How does python represent such large integers?

Question

In C, C++, and Java, an integer has a certain range. One thing I realized in Python is that I can calculate really large integers such as pow(2, 100). The same equivalent code, in C, pow(2, 100) would clearly cause an overflow since in 32-bit architecture, the unsigned integer type ranges from 0 to 2^32-1. How is it possible for Python to calculate these large numbers?

Answer 1

Basically, big numbers in Python are stored in arrays of 'digits'. That's quoted, right, because each 'digit' could actually be quite a big number on its own. )

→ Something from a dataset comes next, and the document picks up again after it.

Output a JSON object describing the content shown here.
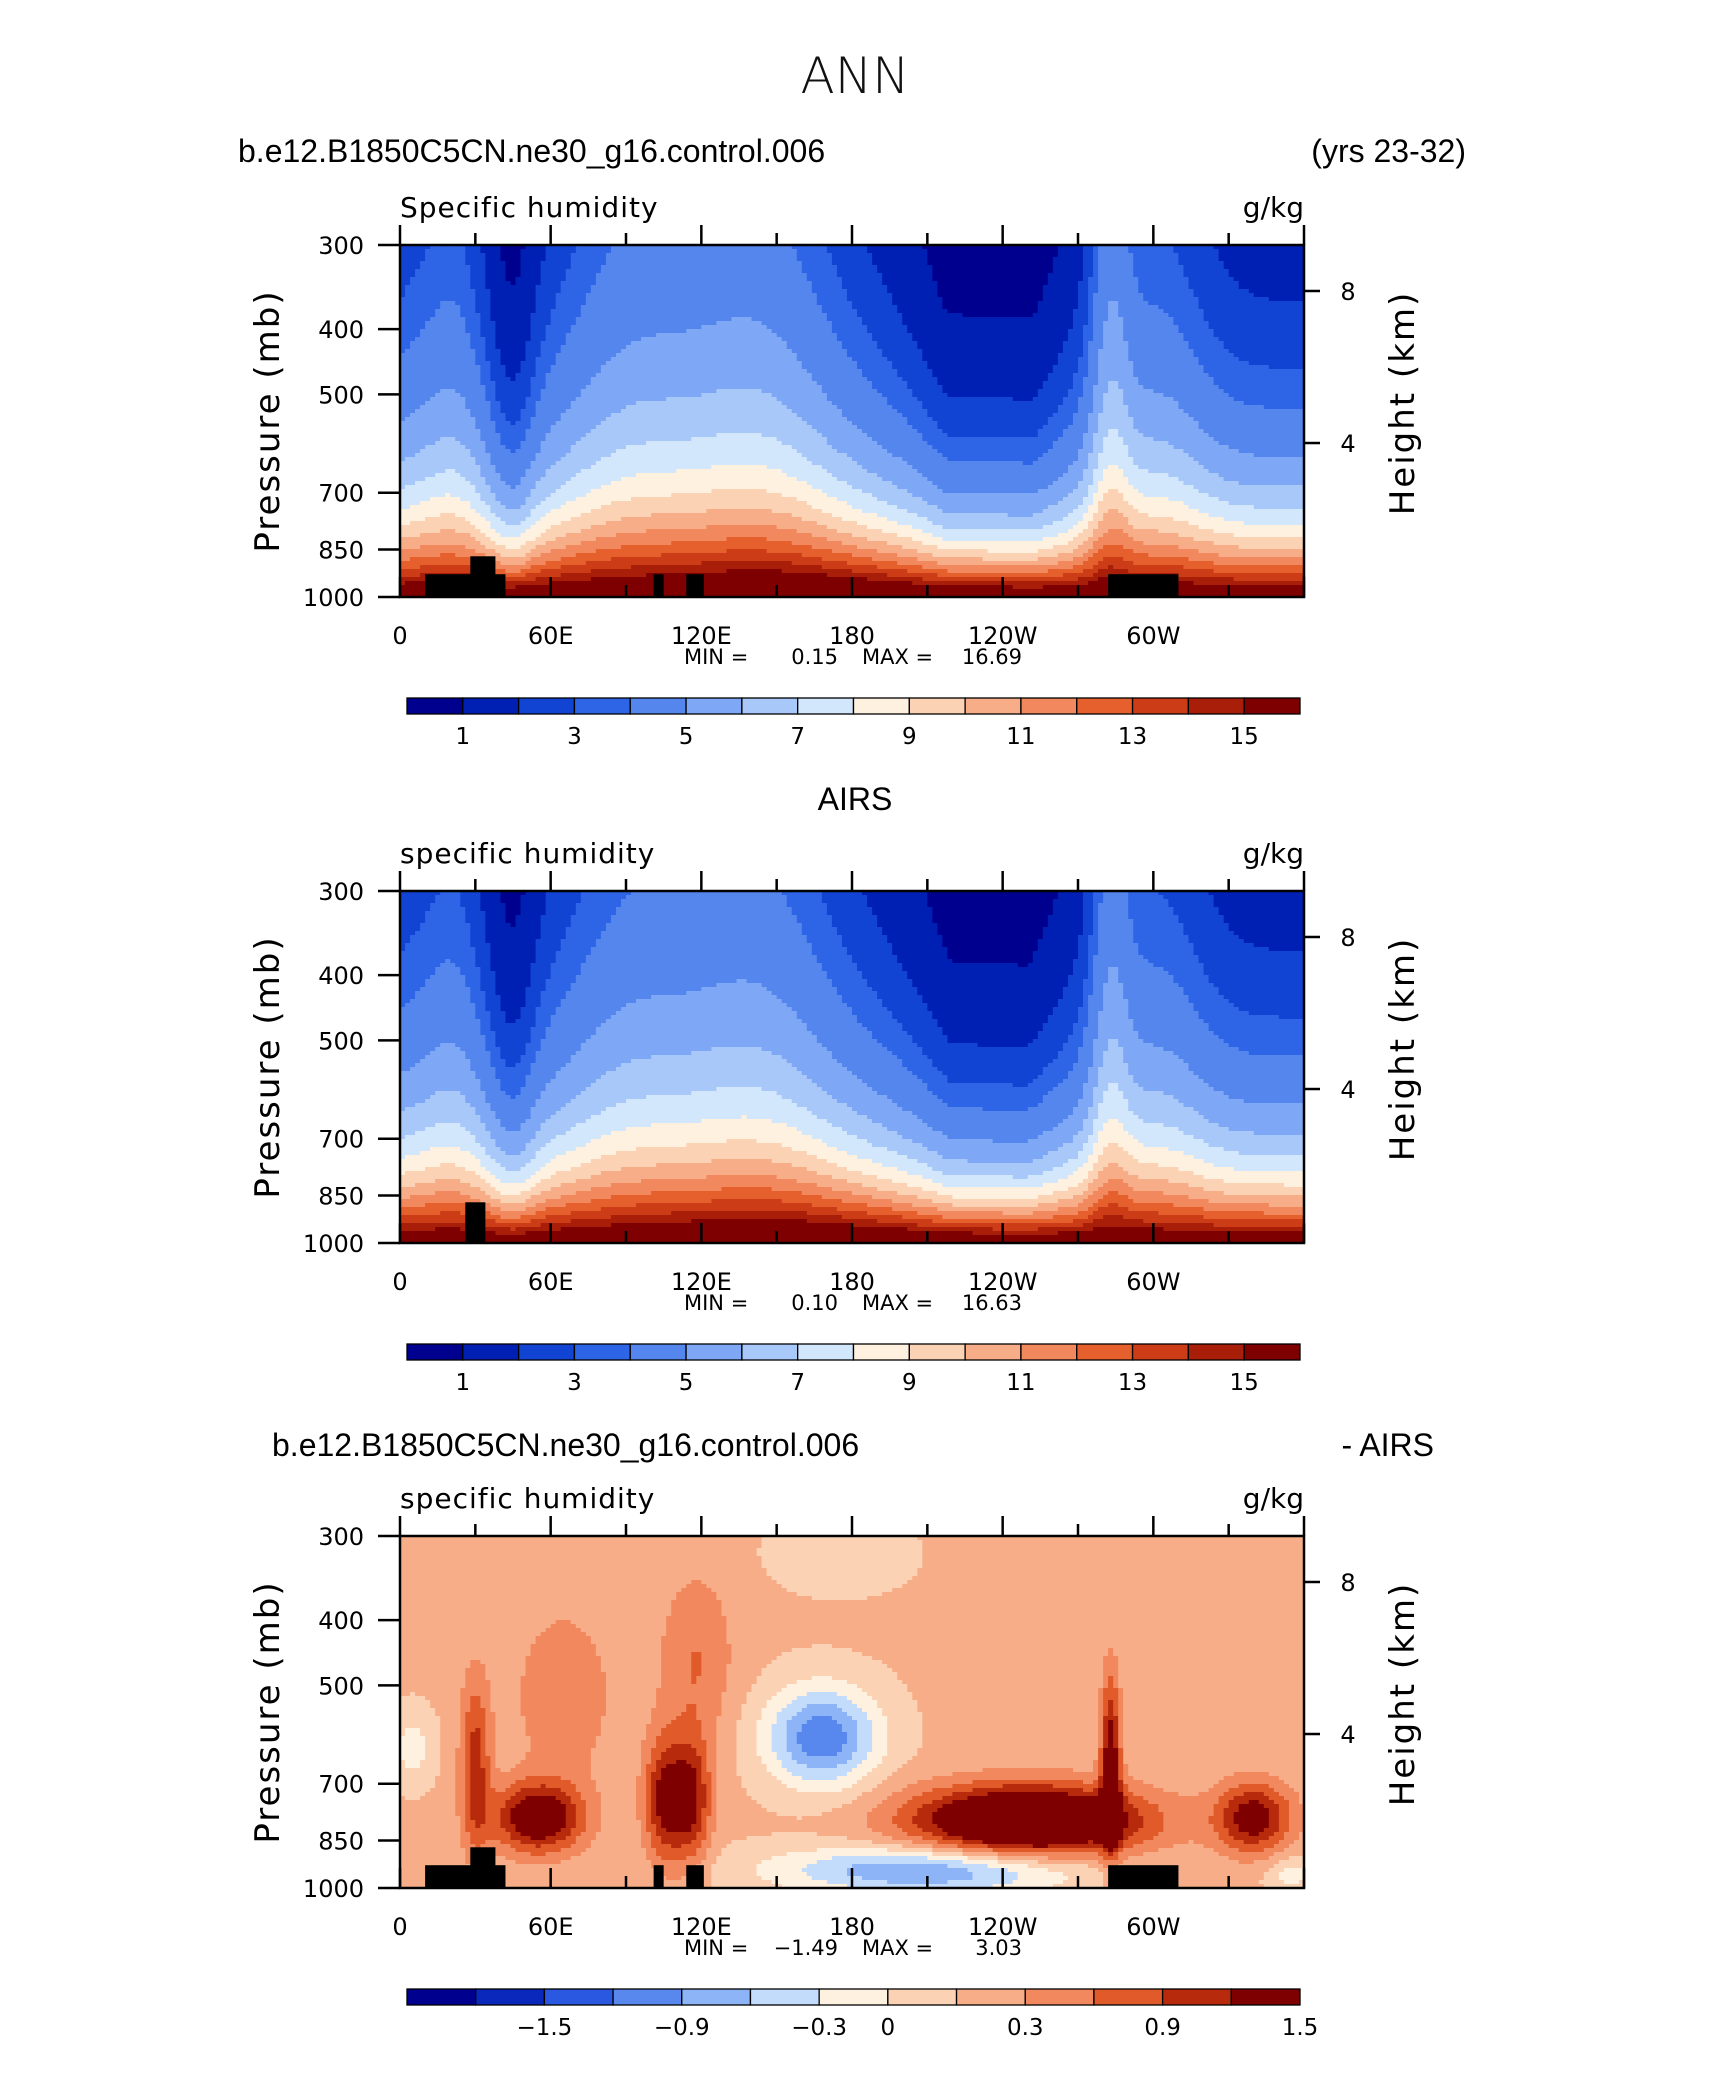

You can check the details of implementation in longintrepr.h and longobject.c:

There are two different sets of parameters: one set for 30-bit digits, stored in an unsigned 32-bit integer type, and one set for 15-bit digits with each digit stored in an unsigned short. The value of PYLONG_BITS_IN_DIGIT, defined either at configure time or in pyport.h, is used to decide which digit size to use.

/* Long integer representation.
    The absolute value of a number is equal to
    SUM(for i=0 through abs(ob_size)-1) ob_digit[i] * 2**(SHIFT*i)
    Negative numbers are represented with ob_size < 0; 
      zero is represented by ob_size == 0.

    In a normalized number, ob_digit[abs(ob_size)-1] (the most significant
      digit) is never zero.  Also, in all cases, for all valid i,
        0 <= ob_digit[i] <= MASK.

    The allocation function takes care of allocating extra memory
    so that ob_digit[0] ... ob_digit[abs(ob_size)-1] are actually available.

*/

struct _longobject {
   PyObject_VAR_HEAD
   digit ob_digit[1];
};

Answer 2

How is it possible for Python to calculate these large numbers?

How is it possible for you to calculate these large numbers if you only have the 10 digits 0-9? Well, you use more than one digit!

Bignum arithmetic works the same way, except the individual "digits" are not 0-9 but 0-4294967296 or 0-18446744073709551616.